Il faisait noir comme les abysses, seul un flambeau vascillait au loin, tout au bout du quai, tel un écho à la lueur tremblotante que nous offraient les étoiles du grand Sud. Orcinus était assis en tailleur, je ne le voyais pas mais je le devinais quand quelque gramme de lumière s’accrochait à l’eau de ses yeux. Il me tendit la main pour m’aider à prendre pied sur le plateau et se décala légèrement pour me faire de la place.

« - Lumi ! Je ne m’attendais pas à te voir.

- Qu’est-ce que tu fais ici, tout seul ?

- Je ne suis plus tout seul, puisque tu es là.

- …

- Il est tard, tu devrais dormir. Il y a école, demain.

- Je voulais voir comment tu allais. Je peux rester un peu avec toi ?

- Bien sûr.

(Il tâtonna jusqu’à trouver ma main, qu’il prit dans la sienne.)

- Alors, comment te sens-tu ?

- Ça va… J’aime bien monter ici quand j’ai besoin de réfléchir.

- Tu n’as pas froid, à rester comme ça dans la nuit ?

- Non… D’autant moins que nous sommes dans le pays le plus chaud du monde, je pense ! C’est drôle, non, que Muraena soit morte justement ici…

- ...

- Toi, tu as froid ?

- Un peu.

- Viens, mets-toi là.

(Il m’installa entre ses jambes et m’enserra dans la chaleur de ses bras.)

- Hmmm, tu es tout chaud.

- Alors profite.

- …

- …

(Il me tenait fort contre lui, mes doigts s’accrochèrent doucement à sa nuque et ses mains s'égarèrent gentiment sur mon cou, sur mes épaules, sur mon ventre, sur mes seins…)

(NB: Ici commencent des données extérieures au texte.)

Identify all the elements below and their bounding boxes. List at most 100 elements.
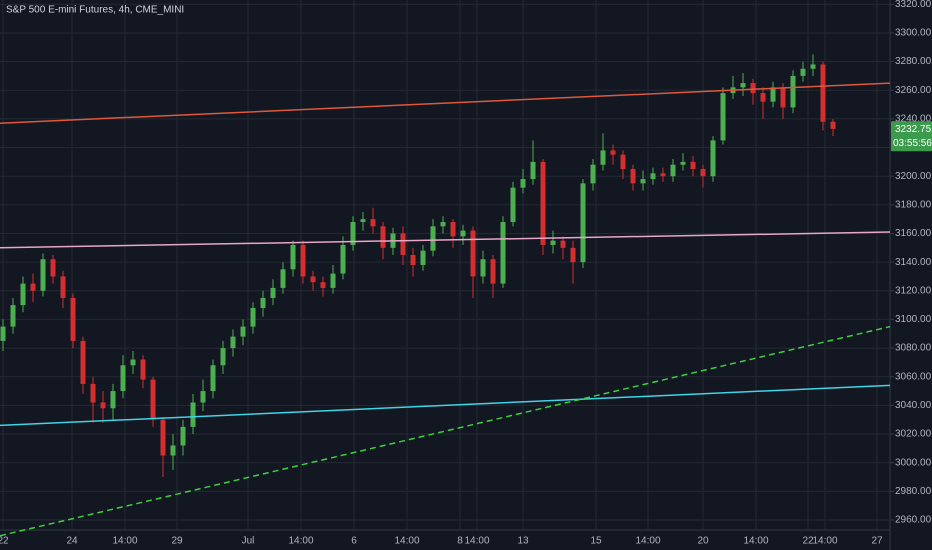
candle-body [710, 140, 716, 177]
candle-body [370, 219, 376, 227]
candle-body [130, 359, 136, 366]
candle-body [690, 161, 696, 170]
candle-body [250, 307, 256, 327]
candle-body [510, 187, 516, 223]
candle-body [720, 93, 726, 141]
candle-body [670, 164, 676, 177]
y-tick-label: 3120.00 [895, 285, 932, 296]
candle-body [220, 348, 226, 366]
candle-body [0, 326, 6, 341]
candle-body [770, 87, 776, 102]
candle-body [500, 222, 506, 284]
candle-body [380, 226, 386, 248]
x-tick-label: 6 [351, 536, 357, 547]
candle-body [80, 340, 86, 384]
candle-body [600, 150, 606, 165]
candle-body [590, 164, 596, 184]
candle-body [780, 87, 786, 108]
last-price-label: 3232.75 [895, 124, 932, 135]
candle-body [310, 276, 316, 283]
candle-body [230, 336, 236, 349]
x-tick-label: 14:00 [743, 536, 768, 547]
candle-body [570, 247, 576, 263]
x-tick-label: 29 [171, 536, 183, 547]
y-tick-label: 3140.00 [895, 257, 932, 268]
candle-body [740, 83, 746, 88]
candle-body [170, 445, 176, 456]
x-tick-label: 20 [697, 536, 709, 547]
candle-body [200, 391, 206, 403]
y-tick-label: 3000.00 [895, 457, 932, 468]
y-tick-label: 2960.00 [895, 515, 932, 526]
candle-body [210, 365, 216, 392]
candle-body [450, 222, 456, 237]
candle-body [20, 283, 26, 306]
candle-body [750, 83, 756, 94]
candle-body [630, 169, 636, 184]
candle-body [100, 402, 106, 409]
x-tick-label: 14:00 [394, 536, 419, 547]
candle-body [300, 244, 306, 277]
candle-body [480, 259, 486, 277]
candle-body [640, 179, 646, 184]
candle-body [680, 161, 686, 165]
candle-body [350, 222, 356, 245]
y-tick-label: 3320.00 [895, 0, 932, 10]
candle-body [90, 383, 96, 403]
candle-body [490, 259, 496, 284]
candle-body [470, 230, 476, 277]
candle-body [410, 254, 416, 265]
candle-body [140, 359, 146, 380]
candle-body [150, 379, 156, 420]
candle-body [400, 233, 406, 255]
candle-body [700, 169, 706, 177]
y-tick-label: 3280.00 [895, 56, 932, 67]
x-tick-label: 13 [517, 536, 529, 547]
candle-body [340, 244, 346, 274]
chart-title: S&P 500 E-mini Futures, 4h, CME_MINI [6, 5, 184, 16]
x-tick-label: 14:00 [464, 536, 489, 547]
candle-body [550, 240, 556, 245]
candle-body [580, 183, 586, 263]
y-tick-label: 3160.00 [895, 228, 932, 239]
y-tick-label: 3300.00 [895, 28, 932, 39]
candle-body [260, 297, 266, 308]
candle-body [800, 68, 806, 76]
y-tick-label: 3260.00 [895, 85, 932, 96]
candle-body [820, 64, 826, 122]
candle-body [790, 75, 796, 108]
candle-body [520, 179, 526, 188]
x-tick-label: 24 [66, 536, 78, 547]
candle-body [760, 93, 766, 102]
candle-body [160, 419, 166, 456]
candle-body [320, 282, 326, 288]
candle-body [440, 222, 446, 227]
x-tick-label: 8 [457, 536, 463, 547]
y-tick-label: 3080.00 [895, 343, 932, 354]
x-tick-label: 14:00 [812, 536, 837, 547]
candle-body [60, 276, 66, 298]
candle-body [460, 230, 466, 237]
candle-body [70, 297, 76, 341]
candle-body [830, 121, 836, 129]
x-tick-label: 22 [0, 536, 9, 547]
x-tick-label: 27 [871, 536, 883, 547]
candle-body [270, 287, 276, 298]
candle-body [110, 391, 116, 409]
y-tick-label: 3040.00 [895, 400, 932, 411]
candle-body [330, 273, 336, 288]
candle-body [120, 365, 126, 392]
y-tick-label: 3180.00 [895, 199, 932, 210]
candle-body [810, 64, 816, 69]
candle-body [560, 240, 566, 248]
candle-body [360, 219, 366, 223]
candle-body [650, 173, 656, 180]
candle-body [610, 150, 616, 155]
y-tick-label: 3240.00 [895, 114, 932, 125]
x-tick-label: 15 [590, 536, 602, 547]
trend-line [0, 231, 891, 249]
candle-body [30, 283, 36, 291]
trend-line [0, 325, 891, 537]
y-tick-label: 3100.00 [895, 314, 932, 325]
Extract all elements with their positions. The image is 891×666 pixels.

- Dis donc, toi aussi tu profites un peu, non ?

(Il sourit dans mon cou et resserra son étreinte.)

- Aïe ! Attends, il y a quelque chose qui me fait mal.

- … »

Il écarta les bras pour me libérer et je me retournai pour lui faire face. J’essayai, à tâtons, de trouver ce qui m’avait ainsi incommodée. Je finis par refermer la main sur un objet de forme oblongue, légèrement courbé et taillé en pointe, d’environ cinq centimètres de hauteur pour deux centimètres de large, et qui était suspendu au cou d’Orcinus par une lanière très fine.